The Angels brought in an extra infielder from the outfield, hoping to cut down the winning run at the plate.

"When I first looked up, I didn't know what the heck to do," Bordick said.

But then he did what he has done all season, slicing Percival's first pitch for a game-winning single down the right-field line, increasing his American League-leading total to 30 RBIs.

Are the Orioles for real?

Who better to ask than the reincarnation of Hack Wilson?

"You like to believe right from the get-go that you're a contender," Bordick said. "We played some pretty good baseball through the month of April. We were in a lot of games. Our record could have been better.

"I don't know how to look at tonight. We had the lead, didn't play that great and let it slip away. But we were able to battle back. That says a lot."

The bullpen is still a question, but Buddy Groom worked 1 1/3 scoreless innings last night and Mike Trombley needed only five pitches to retire the Angels in the ninth and keep the Orioles within one run.

Tonight's starter, Jason Johnson, has produced two quality starts since returning from Triple A Rochester, and the projected rotation finally will be in place once Scott Erickson comes off the disabled list Friday.

But let's not get carried away just yet.

No question, the Orioles' 15-10 record is better than anyone expected. But it's still not clear whether this team can actually contend when so many things -- positive and negative -- are happening at once.

A six-game trip to New York and Toronto following this series could prove telling, and the pitching matchups against the Yankees -- Erickson vs. Orlando Hernandez, Pat Rapp vs. Roger Clemens and Sydney Ponson vs. Ramiro Mendoza -- will not be favorable.

Ponson has a 6.75 ERA in two career appearances at Yankee Stadium, and he will be coming off back-to-back clunkers against Chicago and Anaheim, not that last night was entirely his fault.

"We didn't play well defensively at all," Hargrove said. "It's like we were still somewhere on our day off."

The Orioles failed to turn a double play in the Angels' two-run sixth, and Ripken was unable to throw out Scott Spiezio on a slow chopper that loaded the bases.

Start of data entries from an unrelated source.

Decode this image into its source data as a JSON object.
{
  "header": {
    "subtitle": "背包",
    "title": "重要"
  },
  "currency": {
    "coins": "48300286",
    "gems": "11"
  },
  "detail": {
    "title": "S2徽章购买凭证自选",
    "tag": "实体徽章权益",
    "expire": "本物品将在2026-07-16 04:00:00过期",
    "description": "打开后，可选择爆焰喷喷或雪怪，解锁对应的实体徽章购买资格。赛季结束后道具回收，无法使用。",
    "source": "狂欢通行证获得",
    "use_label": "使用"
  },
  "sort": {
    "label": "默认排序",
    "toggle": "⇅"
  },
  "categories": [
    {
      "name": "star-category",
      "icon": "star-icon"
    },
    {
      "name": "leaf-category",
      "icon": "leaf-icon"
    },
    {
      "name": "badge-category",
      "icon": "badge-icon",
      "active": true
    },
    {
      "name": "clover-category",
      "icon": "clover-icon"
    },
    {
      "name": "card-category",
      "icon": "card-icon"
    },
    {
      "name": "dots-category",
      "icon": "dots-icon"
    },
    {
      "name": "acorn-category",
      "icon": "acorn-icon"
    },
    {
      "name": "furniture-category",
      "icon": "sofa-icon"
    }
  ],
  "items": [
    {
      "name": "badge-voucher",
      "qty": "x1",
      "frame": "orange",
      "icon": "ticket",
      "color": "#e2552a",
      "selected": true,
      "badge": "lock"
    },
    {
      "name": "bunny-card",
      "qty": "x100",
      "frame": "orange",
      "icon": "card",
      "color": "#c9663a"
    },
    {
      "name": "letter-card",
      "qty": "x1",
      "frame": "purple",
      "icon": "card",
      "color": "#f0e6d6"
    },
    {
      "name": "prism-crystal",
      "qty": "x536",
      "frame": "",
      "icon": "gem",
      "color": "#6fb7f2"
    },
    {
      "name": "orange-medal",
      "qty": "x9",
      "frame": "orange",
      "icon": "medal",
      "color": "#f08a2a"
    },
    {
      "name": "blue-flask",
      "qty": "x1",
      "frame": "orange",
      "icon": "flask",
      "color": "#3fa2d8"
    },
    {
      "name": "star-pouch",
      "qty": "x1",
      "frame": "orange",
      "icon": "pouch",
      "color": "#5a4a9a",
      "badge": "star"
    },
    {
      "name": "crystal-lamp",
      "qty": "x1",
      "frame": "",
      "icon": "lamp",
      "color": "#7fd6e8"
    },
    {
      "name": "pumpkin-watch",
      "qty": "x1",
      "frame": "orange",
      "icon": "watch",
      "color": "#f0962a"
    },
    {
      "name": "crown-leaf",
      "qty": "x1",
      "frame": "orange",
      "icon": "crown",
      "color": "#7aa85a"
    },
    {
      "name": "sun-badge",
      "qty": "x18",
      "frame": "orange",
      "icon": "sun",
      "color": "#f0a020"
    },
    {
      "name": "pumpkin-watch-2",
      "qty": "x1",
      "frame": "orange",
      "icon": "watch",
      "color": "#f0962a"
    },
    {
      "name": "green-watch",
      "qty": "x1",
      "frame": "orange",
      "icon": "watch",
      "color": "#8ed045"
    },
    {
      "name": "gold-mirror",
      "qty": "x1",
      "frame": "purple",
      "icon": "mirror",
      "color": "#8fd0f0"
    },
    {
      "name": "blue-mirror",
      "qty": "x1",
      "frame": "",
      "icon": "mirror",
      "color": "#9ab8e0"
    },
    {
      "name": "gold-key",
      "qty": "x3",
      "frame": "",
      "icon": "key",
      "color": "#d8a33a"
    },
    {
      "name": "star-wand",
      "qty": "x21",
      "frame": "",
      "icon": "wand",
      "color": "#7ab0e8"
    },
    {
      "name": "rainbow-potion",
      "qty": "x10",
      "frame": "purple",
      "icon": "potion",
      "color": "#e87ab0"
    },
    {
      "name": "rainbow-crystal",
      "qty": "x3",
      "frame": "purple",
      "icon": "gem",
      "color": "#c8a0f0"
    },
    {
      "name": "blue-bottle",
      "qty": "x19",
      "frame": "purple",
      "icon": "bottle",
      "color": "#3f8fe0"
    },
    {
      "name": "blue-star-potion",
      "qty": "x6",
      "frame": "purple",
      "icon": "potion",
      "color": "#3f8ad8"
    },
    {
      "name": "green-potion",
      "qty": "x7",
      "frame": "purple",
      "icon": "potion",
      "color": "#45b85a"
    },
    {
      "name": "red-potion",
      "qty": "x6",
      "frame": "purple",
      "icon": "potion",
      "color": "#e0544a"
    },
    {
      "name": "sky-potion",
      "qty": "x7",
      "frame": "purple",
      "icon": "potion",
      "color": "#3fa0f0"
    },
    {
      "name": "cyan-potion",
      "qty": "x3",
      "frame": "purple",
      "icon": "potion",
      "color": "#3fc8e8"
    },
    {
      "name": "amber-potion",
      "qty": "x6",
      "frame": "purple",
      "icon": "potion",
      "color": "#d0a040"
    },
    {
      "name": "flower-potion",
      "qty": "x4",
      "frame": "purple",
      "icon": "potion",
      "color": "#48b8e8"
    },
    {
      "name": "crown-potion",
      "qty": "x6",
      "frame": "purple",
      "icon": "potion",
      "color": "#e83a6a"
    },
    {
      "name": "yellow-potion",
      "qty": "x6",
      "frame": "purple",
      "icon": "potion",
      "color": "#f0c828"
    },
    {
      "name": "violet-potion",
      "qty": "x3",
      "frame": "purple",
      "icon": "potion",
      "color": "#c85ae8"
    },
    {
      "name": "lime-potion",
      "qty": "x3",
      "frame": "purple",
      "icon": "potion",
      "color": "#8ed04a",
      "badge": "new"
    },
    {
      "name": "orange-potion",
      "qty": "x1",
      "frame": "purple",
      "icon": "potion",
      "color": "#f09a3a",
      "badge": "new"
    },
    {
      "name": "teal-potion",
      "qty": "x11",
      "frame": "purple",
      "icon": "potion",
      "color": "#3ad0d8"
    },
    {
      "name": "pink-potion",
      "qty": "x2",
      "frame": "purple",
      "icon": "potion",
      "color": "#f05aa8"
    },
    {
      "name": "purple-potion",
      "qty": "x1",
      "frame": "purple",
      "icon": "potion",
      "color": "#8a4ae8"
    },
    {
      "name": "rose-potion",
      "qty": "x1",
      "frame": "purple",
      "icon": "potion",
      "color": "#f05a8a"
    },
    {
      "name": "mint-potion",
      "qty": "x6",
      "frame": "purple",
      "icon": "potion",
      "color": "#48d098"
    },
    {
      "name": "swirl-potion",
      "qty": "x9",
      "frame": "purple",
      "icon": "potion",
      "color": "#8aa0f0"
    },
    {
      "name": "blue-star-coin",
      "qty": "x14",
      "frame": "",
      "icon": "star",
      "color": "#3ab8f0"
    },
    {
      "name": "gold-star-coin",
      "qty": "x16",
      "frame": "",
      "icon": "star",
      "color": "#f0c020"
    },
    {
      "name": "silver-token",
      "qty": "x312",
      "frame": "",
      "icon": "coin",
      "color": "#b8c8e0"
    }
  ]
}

Left fielder B.J. Surhoff then dropped a fly ball by Adam Kennedy to set up the Angels' four-run seventh, and Bordick made a less harmful error later in the inning after Groom picked off Spiezio.

Surhoff and Bordick are two of the Orioles' most reliable defenders -- Surhoff made a terrific sliding catch to end the sixth, and had gone 250 games without an error before his misplay in the seventh.

But the defense is above average at only catcher, shortstop and left, and even on a night when the Orioles turned four double plays, their inadequacies showed.

Of course, Ponson still was pitching with a three-run lead after Surhoff's misplay enabled the Angels to put runners on second and third with none out in the seventh.

Surhoff made a running catch in foul territory to retire Mo Vaughn, but Tim Salmon followed with a three-run homer, and Troy Glaus added a towering bases-empty shot with two outs to give the Angels the lead.

Are the Orioles for real?

You can argue it either way.

But after two painful seasons, merely posing the question is enough.